The bond between my mother and her parents was a strong one, and my grandparents' alarm at losing their daughter to the itinerant life of a professional sailor was understandable. It took several years for them to grow accustomed to the idea. But, in due course, they accepted the marriage and shared with my father the deep affection that distinguished their family.

Captain John S. McCain, Sr., thought the match to be an excellent one from the start. He was as charmed and amused by his new daughter-in-law as she was by him. Six months after my parents married, my father was suspected by the ship's physician of having contracted tuberculosis, and was admitted to a Navy hospital because he had suddenly lost a great deal of weight. When the doctors there asked if my father could explain his dramatic weight loss, he attributed it to his recent marriage.

Sometime later, my grandfather was in Washington, where he went to Navy Records and asked to see his son's latest fitness report. There he read of my father's condition and his response to the doctor's inquiries: “My wife doesn't know how to cook, and my meals are very irregular.” Much amused, my grandfather kept a copy of the report, and delighted in showing his friends how his “son couldn't wait to get married, and within six months the girl had nearly killed him.”

Stationed in San Diego at the time of my parents' elopement, my grandfather had traveled to Tijuana with them to attend the ceremony and stand at his son's side. Theirs was also an exceptionally close relationship.

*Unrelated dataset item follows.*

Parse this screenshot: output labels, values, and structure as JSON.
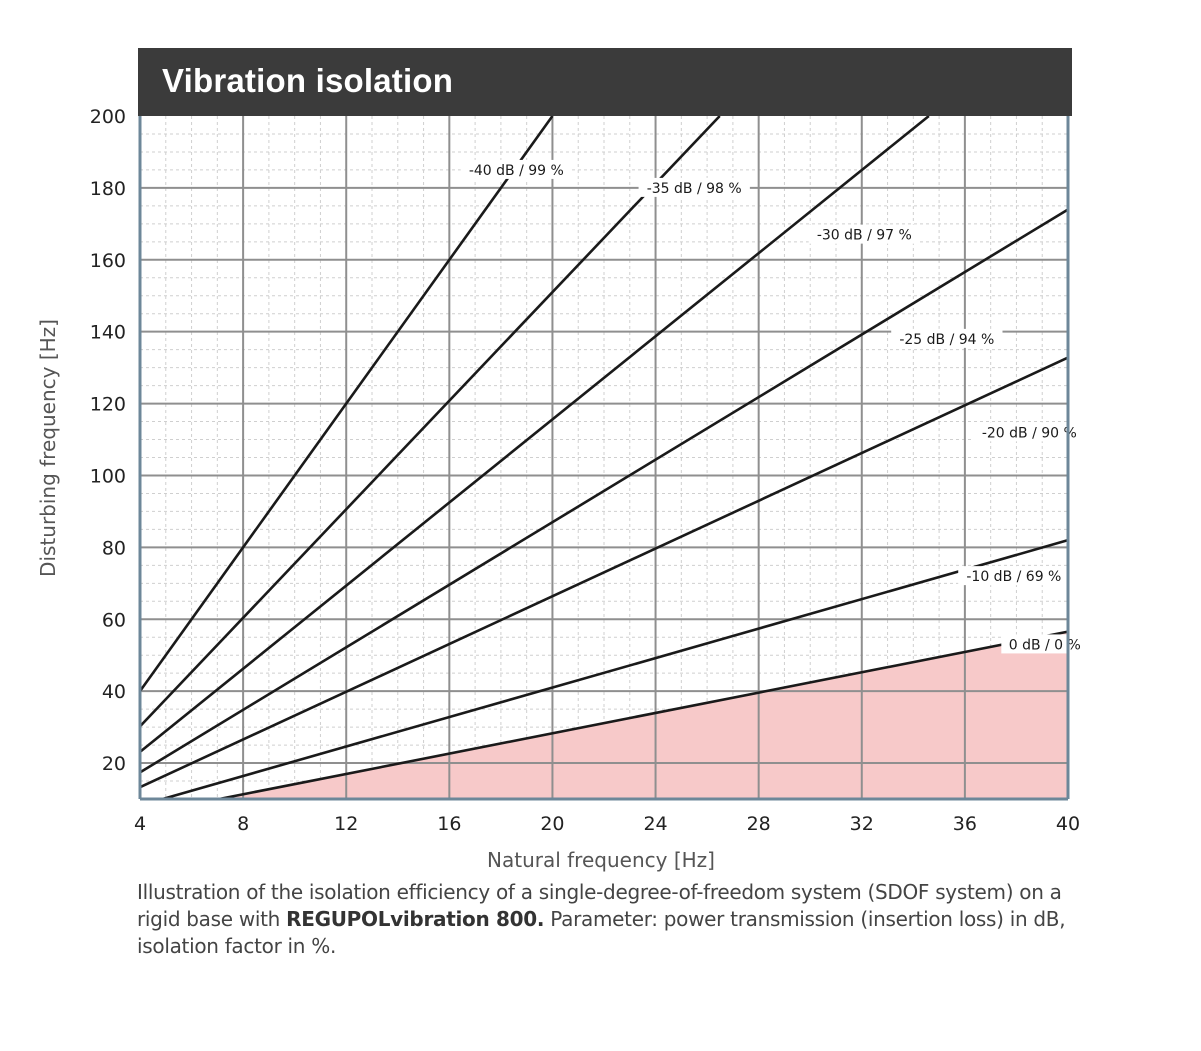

The relationship of a sailor and his children is, in large part, a metaphysical one. We see much less of our fathers than do other children. Our fathers are often at sea, in peace and war. Our mothers run our households, pay the bills, and manage most of our upbringing. For long stretches of time they are required to be both mother and father. They move us from base to base. They see to our religious, educational, and emotional needs. They arbitrate our quarrels, discipline us, and keep us safe. It is no surprise then that the personalities of children who have grown up in the Navy often resemble those of their mothers more than those of their fathers.

But our fathers, perhaps because of and not in spite of their long absences, can be a huge presence in our lives. You are taught to consider their absence not as a deprivation, but as an honor. By your father's calling, you are born into an exclusive, noble tradition. Its standards require your father to dutifully serve a cause greater than his self-interest, and everyone around you, your mother, other relatives, and the whole Navy world, drafts you to the cause as well. Your father's life is marked by brave and uncomplaining sacrifice. You are asked only to bear the inconveniences caused by his absence with a little of the same stoic acceptance. When your father is away, the tradition remains, and embellishes a paternal image that is powerfully attractive to a small boy, even long after the boy becomes a man.

This is the life to which my older sister, Sandy, my younger brother, Joe, and I were born. It was the life my father was born to as well. And it was the life that adopted my mother, substituting its care for that of a loving and protective family.